Animals' fear of people is widespread across taxa and can mitigate the risk of human‐induced mortality, facilitating coexistence in human‐dominated landscapes. However, humans can be unpredictable predators and anthropogenic cues that animals perceive may not be reliable indicators of the risk of being killed. In these cases, animal fear responses may be ineffective and may even exacerbate the risk of anthropogenic mortality. Here, we explore these questions using a 10‐year dataset of movement and mortality events for the puma Puma concolor population in the fragmented Santa Cruz Mountains of California, for whom the leading cause of death was retaliatory killings by people following livestock loss. We modeled retaliatory killing risk and puma habitat selection relative to residential housing density to evaluate whether puma avoidance of human cues reflected their risk of being killed. We documented a mismatch between human cues, fear responses and actual risk. Rather than scaling directly with housing density, retaliatory killings occurred at intermediate levels of human development and at night.
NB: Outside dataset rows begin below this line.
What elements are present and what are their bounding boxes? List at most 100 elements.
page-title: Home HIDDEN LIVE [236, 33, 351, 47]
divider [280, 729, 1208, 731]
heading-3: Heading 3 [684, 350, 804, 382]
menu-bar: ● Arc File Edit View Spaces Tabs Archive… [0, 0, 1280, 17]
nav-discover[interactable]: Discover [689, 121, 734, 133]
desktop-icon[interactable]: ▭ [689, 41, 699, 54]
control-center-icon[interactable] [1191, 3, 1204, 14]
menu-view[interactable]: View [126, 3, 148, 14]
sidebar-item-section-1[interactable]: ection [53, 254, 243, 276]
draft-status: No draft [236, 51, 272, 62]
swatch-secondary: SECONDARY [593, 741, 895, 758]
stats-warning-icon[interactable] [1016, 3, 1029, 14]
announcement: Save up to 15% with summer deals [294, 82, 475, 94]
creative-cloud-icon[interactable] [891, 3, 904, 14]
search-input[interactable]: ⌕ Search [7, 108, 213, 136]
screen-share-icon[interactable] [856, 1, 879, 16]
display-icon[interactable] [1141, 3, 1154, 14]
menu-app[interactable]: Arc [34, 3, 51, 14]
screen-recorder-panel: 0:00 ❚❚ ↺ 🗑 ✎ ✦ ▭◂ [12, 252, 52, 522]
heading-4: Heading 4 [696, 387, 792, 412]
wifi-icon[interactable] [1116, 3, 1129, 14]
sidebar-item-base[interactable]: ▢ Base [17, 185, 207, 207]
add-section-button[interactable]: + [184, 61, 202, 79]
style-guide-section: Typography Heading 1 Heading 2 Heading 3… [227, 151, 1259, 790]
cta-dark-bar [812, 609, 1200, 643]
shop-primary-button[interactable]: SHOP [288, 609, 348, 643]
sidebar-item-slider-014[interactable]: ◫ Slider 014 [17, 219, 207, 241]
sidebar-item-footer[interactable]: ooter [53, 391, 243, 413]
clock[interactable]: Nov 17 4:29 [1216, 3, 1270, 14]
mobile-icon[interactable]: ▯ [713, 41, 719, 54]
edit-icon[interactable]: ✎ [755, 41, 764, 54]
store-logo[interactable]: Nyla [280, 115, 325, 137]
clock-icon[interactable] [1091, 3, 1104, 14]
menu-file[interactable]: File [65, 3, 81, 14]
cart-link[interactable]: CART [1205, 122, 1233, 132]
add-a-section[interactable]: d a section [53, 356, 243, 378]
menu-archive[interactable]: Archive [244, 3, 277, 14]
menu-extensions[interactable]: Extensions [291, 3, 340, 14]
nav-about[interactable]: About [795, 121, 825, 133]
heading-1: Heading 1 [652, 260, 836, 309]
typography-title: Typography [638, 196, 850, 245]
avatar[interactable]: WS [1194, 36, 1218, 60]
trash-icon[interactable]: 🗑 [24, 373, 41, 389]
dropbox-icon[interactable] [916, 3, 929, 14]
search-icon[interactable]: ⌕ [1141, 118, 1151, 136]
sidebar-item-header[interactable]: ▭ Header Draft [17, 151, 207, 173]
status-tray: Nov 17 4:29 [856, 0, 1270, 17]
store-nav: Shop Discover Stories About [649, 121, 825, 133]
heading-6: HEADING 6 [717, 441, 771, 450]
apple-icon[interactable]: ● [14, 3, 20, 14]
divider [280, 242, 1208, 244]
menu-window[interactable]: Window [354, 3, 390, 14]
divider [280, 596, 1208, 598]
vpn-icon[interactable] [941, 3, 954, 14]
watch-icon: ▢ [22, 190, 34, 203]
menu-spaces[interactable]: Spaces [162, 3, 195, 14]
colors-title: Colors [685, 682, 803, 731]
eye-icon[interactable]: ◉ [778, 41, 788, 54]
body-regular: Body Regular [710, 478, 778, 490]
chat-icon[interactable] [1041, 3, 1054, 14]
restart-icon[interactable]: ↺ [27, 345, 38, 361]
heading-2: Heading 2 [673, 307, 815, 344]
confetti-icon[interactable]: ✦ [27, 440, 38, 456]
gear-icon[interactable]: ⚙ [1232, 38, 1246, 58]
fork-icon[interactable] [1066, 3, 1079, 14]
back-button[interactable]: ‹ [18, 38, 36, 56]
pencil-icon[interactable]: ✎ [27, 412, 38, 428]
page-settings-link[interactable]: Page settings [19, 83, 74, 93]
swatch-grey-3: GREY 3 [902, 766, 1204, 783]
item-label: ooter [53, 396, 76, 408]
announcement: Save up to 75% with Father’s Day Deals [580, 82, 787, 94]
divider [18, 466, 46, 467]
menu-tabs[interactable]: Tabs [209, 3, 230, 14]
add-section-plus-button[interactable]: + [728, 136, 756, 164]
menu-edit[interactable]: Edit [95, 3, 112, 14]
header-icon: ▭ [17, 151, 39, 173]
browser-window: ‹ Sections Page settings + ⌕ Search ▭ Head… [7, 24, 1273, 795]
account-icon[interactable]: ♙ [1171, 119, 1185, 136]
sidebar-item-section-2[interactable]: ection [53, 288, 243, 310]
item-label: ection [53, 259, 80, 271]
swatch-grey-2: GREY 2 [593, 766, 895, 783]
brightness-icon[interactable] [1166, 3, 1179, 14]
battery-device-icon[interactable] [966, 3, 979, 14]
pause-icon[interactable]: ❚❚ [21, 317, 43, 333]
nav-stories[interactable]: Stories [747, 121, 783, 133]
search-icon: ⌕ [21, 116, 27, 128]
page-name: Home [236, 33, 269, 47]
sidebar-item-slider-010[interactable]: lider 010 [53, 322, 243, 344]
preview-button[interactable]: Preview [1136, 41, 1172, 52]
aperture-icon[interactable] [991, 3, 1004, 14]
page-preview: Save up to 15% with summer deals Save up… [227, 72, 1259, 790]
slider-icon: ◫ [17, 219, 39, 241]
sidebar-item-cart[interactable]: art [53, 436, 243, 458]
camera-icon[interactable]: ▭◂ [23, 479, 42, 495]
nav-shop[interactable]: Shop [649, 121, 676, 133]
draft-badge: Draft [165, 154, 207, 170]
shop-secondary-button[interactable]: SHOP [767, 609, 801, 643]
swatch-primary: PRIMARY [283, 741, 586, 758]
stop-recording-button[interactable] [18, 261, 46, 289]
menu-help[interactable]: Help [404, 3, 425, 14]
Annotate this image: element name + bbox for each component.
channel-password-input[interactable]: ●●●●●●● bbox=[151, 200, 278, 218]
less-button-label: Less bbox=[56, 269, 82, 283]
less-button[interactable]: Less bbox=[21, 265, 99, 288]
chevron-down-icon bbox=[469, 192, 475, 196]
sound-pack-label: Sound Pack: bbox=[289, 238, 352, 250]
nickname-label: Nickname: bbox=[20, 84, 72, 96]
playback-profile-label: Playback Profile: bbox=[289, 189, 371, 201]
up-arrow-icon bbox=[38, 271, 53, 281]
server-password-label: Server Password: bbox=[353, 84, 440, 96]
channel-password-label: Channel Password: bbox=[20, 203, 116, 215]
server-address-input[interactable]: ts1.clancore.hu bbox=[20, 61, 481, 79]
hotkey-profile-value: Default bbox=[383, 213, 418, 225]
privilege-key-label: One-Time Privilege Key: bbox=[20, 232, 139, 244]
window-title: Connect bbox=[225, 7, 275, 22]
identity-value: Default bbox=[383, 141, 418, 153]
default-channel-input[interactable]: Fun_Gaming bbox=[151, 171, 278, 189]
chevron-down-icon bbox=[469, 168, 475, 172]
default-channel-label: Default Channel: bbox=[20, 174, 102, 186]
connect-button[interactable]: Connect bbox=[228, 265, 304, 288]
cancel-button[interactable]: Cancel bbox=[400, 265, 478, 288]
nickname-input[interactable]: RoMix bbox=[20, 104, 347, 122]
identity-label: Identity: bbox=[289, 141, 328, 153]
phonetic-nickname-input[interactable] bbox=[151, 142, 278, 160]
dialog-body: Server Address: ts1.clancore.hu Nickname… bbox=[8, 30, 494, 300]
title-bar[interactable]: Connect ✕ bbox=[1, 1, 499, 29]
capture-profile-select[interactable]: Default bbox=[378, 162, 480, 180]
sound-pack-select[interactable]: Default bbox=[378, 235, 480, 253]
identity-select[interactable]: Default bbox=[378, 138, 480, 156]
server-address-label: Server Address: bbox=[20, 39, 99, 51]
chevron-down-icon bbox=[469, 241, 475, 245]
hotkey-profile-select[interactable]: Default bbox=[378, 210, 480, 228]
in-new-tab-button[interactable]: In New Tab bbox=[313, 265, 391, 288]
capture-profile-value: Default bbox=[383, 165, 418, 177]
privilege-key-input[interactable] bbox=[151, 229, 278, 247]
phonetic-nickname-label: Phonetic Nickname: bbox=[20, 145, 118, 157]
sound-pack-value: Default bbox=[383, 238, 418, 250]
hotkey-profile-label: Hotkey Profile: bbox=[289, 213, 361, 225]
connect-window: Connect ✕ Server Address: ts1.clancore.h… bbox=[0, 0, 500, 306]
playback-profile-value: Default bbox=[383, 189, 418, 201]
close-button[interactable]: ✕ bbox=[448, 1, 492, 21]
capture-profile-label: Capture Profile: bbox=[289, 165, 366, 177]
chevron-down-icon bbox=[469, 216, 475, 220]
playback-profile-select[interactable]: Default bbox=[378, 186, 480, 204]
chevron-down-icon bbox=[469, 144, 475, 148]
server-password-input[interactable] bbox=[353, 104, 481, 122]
Pumas avoided these areas during the day but selected for these high‐risk areas at night, resulting in a mismatch between cue and risk impacting 17% of the study area. These results are unlikely to be driven by puma hunting behavior: livestock constitute a very small proportion of puma diets, and we found no evidence for the alternative hypothesis that state‐dependent foraging drove depredation of livestock and subsequent retaliatory killings. Our findings indicate that puma responses to human cues are not sufficient to enable human–carnivore coexistence in this area and suggest that reducing risk from humans in places with few perceptible human cues would facilitate carnivore conservation in human‐dominated landscapes. Furthermore, a mismatch between human cues and responses by carnivores can lead to selection rather than avoidance of risky areas, which could result in an ecological trap.